На этом балу я справлял как бы поминки по моей прошлогодней «светской» жизни. С перехода во второй курс я быстро охладел к выездам и городским знакомствам, и практические занятия химией направили мой интерес в более серьезную сторону.
Программа второго курса стала гораздо интереснее. Лекции, лаборатория брали больше времени. И тогда же я задумал переводить немецкий учебник химии Лемана.
Это и был, собственно, первый мой опыт переводного писательства, попавший в печать через три года, в 1857 году; но на первом курсе, насколько память не изменяет мне, я написал рассказ и отправил его не то в «Современник», не то в «Отечественные записки», и ответа никакого не получил.
Такая попытка показывает, что я после гимназической моей беллетристики все-таки мечтал о писательстве; но это не отражалось на моей тогдашней литературности. В первую зиму я читал мало, не следил даже за журналами так, как делал это в последних двух классах гимназии, не искал между товарищами людей более начитанных, не вел разговоров на чисто литературные темы. Правда, никто вокруг меня и не поощрял меня к этому.
Читал больше французские романы, и одно время довольно усердно Жорж Занда, и доставлял их девицам, моим приятельницам, прибегая к такому невинному приему: входя в гостиную, клал томик в тулью своей треуголки и как только удалялся с барышней в залу ходить (по тогдашней манере), то сейчас же и вручал запретную книжку.
Как я сказал выше, в казанском обществе я не встречал ни одного известного писателя и был весьма огорчен, когда кто-то из товарищей, вернувшись из театра, рассказывал, что видел ИА.Гончарова в креслах. Тогда автор «Обломова» (еще не появившегося в свет) возвращался из своего кругосветного путешествия через Сибирь, побывал на своей родине в Симбирске и останавливался на несколько дней в Казани.
«Обыкновенную историю» мы прочли еще гимназистами, и в начале 50-х годов, то есть в проезд Гончарова Казанью, его считали уже «знаменитостью». Она и тогда могла приобретаться одной повестью.
«Неофитом науки» я почувствовал себя к переходу на второй курс самобытно, без всякого влияния кого-нибудь из старших товарищей или однокурсников.

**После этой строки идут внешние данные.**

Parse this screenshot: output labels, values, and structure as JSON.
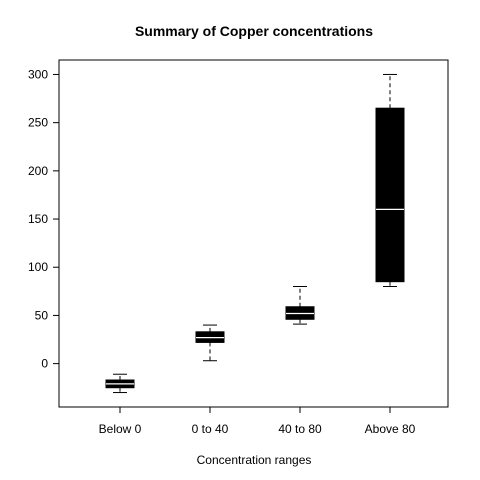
{
  "chart_data": {
    "type": "boxplot",
    "title": "Summary of Copper concentrations",
    "xlabel": "Concentration ranges",
    "ylabel": "",
    "ylim": [
      -45,
      315
    ],
    "y_ticks": [
      0,
      50,
      100,
      150,
      200,
      250,
      300
    ],
    "grid": false,
    "legend": "none",
    "colors": {
      "box": "#000000",
      "median": "#ffffff",
      "whisker": "#000000"
    },
    "categories": [
      "Below 0",
      "0 to 40",
      "40 to 80",
      "Above 80"
    ],
    "boxes": [
      {
        "category": "Below 0",
        "min": -30,
        "q1": -25,
        "median": -21,
        "q3": -17,
        "max": -11
      },
      {
        "category": "0 to 40",
        "min": 3,
        "q1": 22,
        "median": 27,
        "q3": 33,
        "max": 40
      },
      {
        "category": "40 to 80",
        "min": 41,
        "q1": 46,
        "median": 52,
        "q3": 59,
        "max": 80
      },
      {
        "category": "Above 80",
        "min": 80,
        "q1": 85,
        "median": 160,
        "q3": 265,
        "max": 300
      }
    ]
  }
}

Самым дельным из них был мой школьный товарищ Лебедев, тот заслуженный профессор Петербургского университета, который обратился ко мне с очень милым и теплым письмом в день празднования моего юбилея в Союзе писателей, 29 октября 1900 года.
Он там остроумно говорит, как я, начав свое писательство еще в гимназии, изменил беллетристике, увлекшись ретортами и колбами.
Но с Лебедевым мы, хотя и земляки, видались только в аудиториях, а особенного приятельства не водили. Потребность более серьезного образования, на подкладке некоторой даже экзальтированной преданности идее точного знания, запала в мою если не душу, то голову спонтанно, говоря философским жаргоном. И я резко переменил весь свой habitus, все привычки, сделался почти домоседом и стал вести дневник с записями всего, что входило в мою умственную жизнь.